Question

Calculate the percent yield for the bromination you performed. You must use significant figures correctly. You must show all work. You must use masses in the calculation, not moles.

Reaction was the bromination of stilbenes masses: trans-stilbene: .102g / pyridinium tribromide: .200g / acetic acid:1.867 / flask and mixture: 8.599g / / mass of product: .120g

Answer 1

The reaction scheme is shown below (the scheme is taken from the internet).

Molar mass of trans-stilbene, C₁₄H₁₂ = (14*12.01 + 12*1.008) g/mol = 180.236 g/mol.

It is given that trans-stilbene is the limiting reactant. The yield of the product, meso stilbene dibromide is decided by the amount of the limiting reactant taken.

Mass of trans-stilbene taken = 0.102 g.

Mole(s) of trans-stilbene taken = (0.102 g)/(180.236 g/mol) = 5.65925*10^-4 mole.

As per the stoichiometric equation,

1 mole trans-stilbene = 1 mole meso-stilbene dibromide.

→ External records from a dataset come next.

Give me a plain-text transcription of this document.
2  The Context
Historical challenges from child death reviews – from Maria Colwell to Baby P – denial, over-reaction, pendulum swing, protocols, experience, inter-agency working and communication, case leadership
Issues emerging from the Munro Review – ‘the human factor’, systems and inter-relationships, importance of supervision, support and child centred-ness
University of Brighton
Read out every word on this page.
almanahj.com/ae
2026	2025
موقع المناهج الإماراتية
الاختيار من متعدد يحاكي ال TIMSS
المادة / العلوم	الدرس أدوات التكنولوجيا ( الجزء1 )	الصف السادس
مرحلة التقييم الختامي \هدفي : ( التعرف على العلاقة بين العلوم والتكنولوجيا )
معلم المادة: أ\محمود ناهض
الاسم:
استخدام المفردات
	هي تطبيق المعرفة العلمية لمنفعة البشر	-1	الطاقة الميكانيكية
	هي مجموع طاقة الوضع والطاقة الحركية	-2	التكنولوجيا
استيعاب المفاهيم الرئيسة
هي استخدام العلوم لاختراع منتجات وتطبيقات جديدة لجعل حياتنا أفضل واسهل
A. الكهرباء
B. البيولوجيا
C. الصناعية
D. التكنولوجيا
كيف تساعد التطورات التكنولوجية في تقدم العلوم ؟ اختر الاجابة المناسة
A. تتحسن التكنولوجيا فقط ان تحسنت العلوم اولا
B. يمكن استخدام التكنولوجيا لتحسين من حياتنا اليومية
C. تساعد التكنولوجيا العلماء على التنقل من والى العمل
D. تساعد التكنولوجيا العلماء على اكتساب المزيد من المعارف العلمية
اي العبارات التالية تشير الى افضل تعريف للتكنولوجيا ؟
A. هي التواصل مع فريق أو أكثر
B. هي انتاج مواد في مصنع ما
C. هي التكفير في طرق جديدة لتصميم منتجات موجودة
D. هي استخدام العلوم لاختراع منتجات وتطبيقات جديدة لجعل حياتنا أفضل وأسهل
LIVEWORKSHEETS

Mole(s) of meso-stilbene dibromide formed = mole(s) of trans-stilbene taken = 5.65925*10^-4 mole.

Molar mass of meso-stilbene dibromide, C₁₄H₁₂Br₂ = (14*12.01 + 12*1.008 + 2*79.904) g/mol = 340.044 g/mol.

Theoretical yield of meso-stilbene dibromide = (moles of meso-stilbene dibromide)*(molar mass of meso-stilbene dibromide) = (5.65925*10^-4 mole)*(340.044 g/mol) = 0.1914 g (ans)

Percent yield = (0.120 g)/(0.1914 g)*100 = 62.6959% ≈ 62.696% (ans).